Hace una hora, enterramos al abuelo. Mamá y yo acompañamos a la abuela Coca que lo único que quería era volver a su casa, decía que el viento frío la iba a enfermar y tenía razón. Nosotras también queríamos regresar, porque corría una brisa helada y en la noche se habían acumulado diez centímetro de nieve. Quise agarrar un puñado de tierra, para tirárselo y no pude, solo me quedé llorando hasta que mamá me dijo, vamos, tu abuela tiene frío. Al levantar la cabeza, a metros, vi a una mujer con un tapado largo y los lentes de sol, aunque estaba nublado.
Esa mujer caminó en dirección a la tumba cuando nos vio alejarnos.
A la abuela no se le cayó ni una lágrima, tampoco a mamá. Yo quería a mi abuelo, el Tuerto, le decían, porque una mañana con solo diez años recorría el campo a caballo y su padre le ordenó que bajara para atar los alambrados. Una punta saltó y le chuceó el ojo derecho. Lo perdió. No se puso un parche, decía que era de mariquitas y que al que no le gustara que no lo mirara.
De chica, él me llevaba al campo. Me enseñó a trotar en la yegua que me había regalado, a jugar a la taba, a ordeñar las vacas. Al regreso nos tomábamos unos tazones de café con leche, con pan y manteca caseros. Por ahí también huevos revueltos. A la abuela la llamábamos Doña Petrona porque se lo pasaba en la cocina, cómo le gustaba hacer panqueques y tartas. A mamá no le pasaba lo mismo, ni con la cocina ni con el abuelo.
Ya en la casa de la abuela Coca mientras yo le preparo un café, mamá me hace una seña y se va al cuarto, después la sigo. Entro y mi madre con los placares abiertos revolea la ropa del Tuerto. Hizo tres pilas.
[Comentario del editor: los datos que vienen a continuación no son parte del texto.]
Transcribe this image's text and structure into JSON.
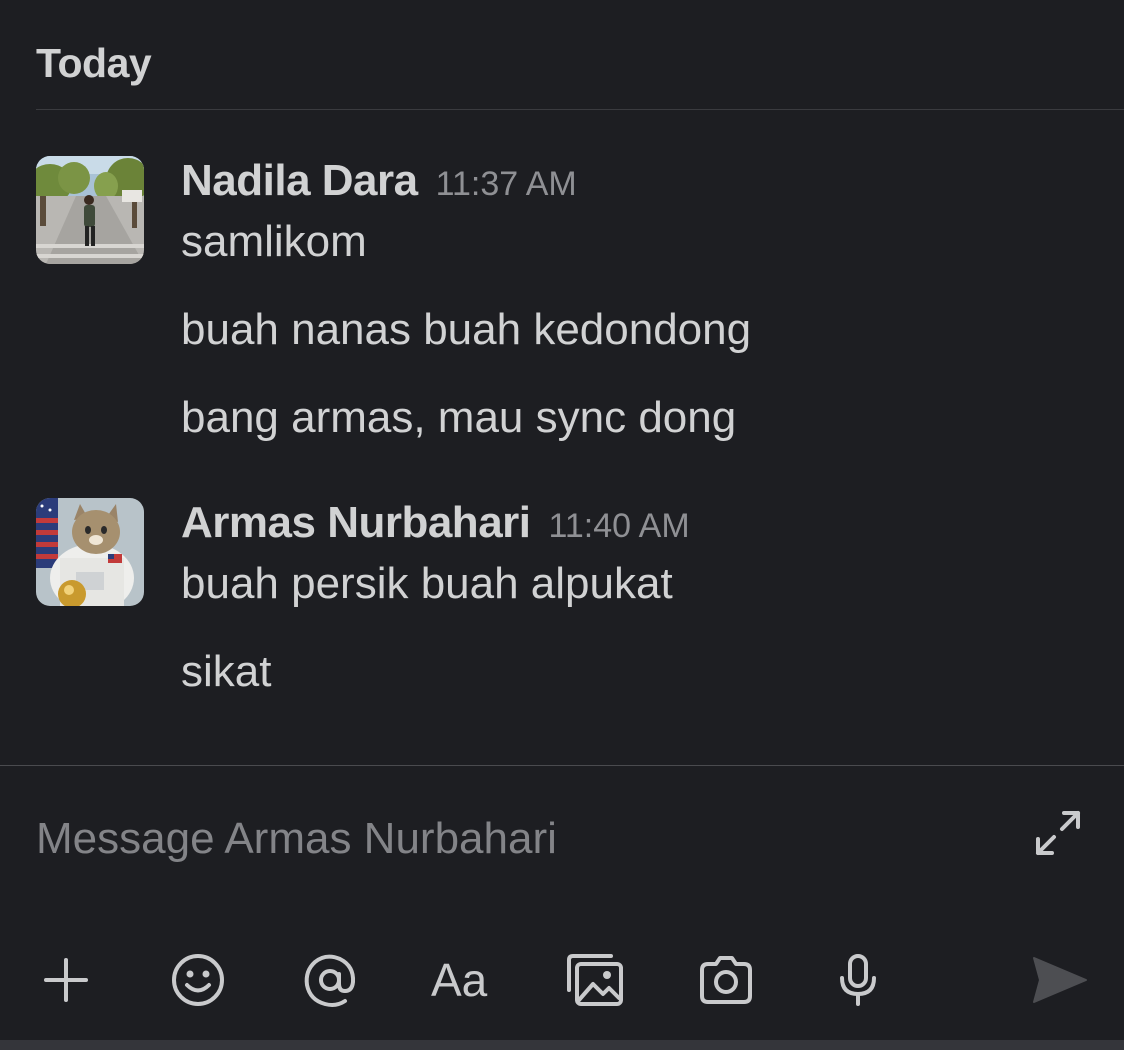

—Tan rápido —le digo, y se ríe con esa sonrisa sarcástica y ahí me encuentro con esa mirada con la que miraba al abuelo.
—Mamá, ahora que murió, ¿me podés contar por qué tanto odio con ese pobre viejo que lo único que hacía era andar a caballo y después de más viejo, ir al bar a jugar a la taba, el truco y volver?...
—Volver…Sí, volvía porque la yegua lo traía chupado. Animal fiel ese.
—Te conozco mamá, no es solo eso. ¿Viste a esa mujer?
—No.
—Sí, la viste, no mientas. La viste antes que yo. Por eso huiste.
—Hablá despacio, no quiero que tu abuela escuche. El Tuerto tenía otra mujer y otra hija.
—¿Qué? El abuelito divino. Nunca lo hubiese pensado. Miralo al viejito —le digo y me río, cómo me río.
—¿Te reís? —me pregunta indignada.
—Mamá me causa mucha risa porque siempre lo vi como un pobre gaucho, que amaba lo suyo y a la abuela. Todos escondemos algo bajo la alfombra. ¿Sabe la abuela Coca?
—Todo el pueblo sabe. La hija se llama como yo. Somos cuatro gatos locos, y hay dos Silvina Fillippo. ¿Qué me contás?
—Que no me importa lo de las dos Silvinas. Para mí fue un abuelazo.
—Vamos a ver si decís lo mismo cuando la otra Fillippo te saque el campo.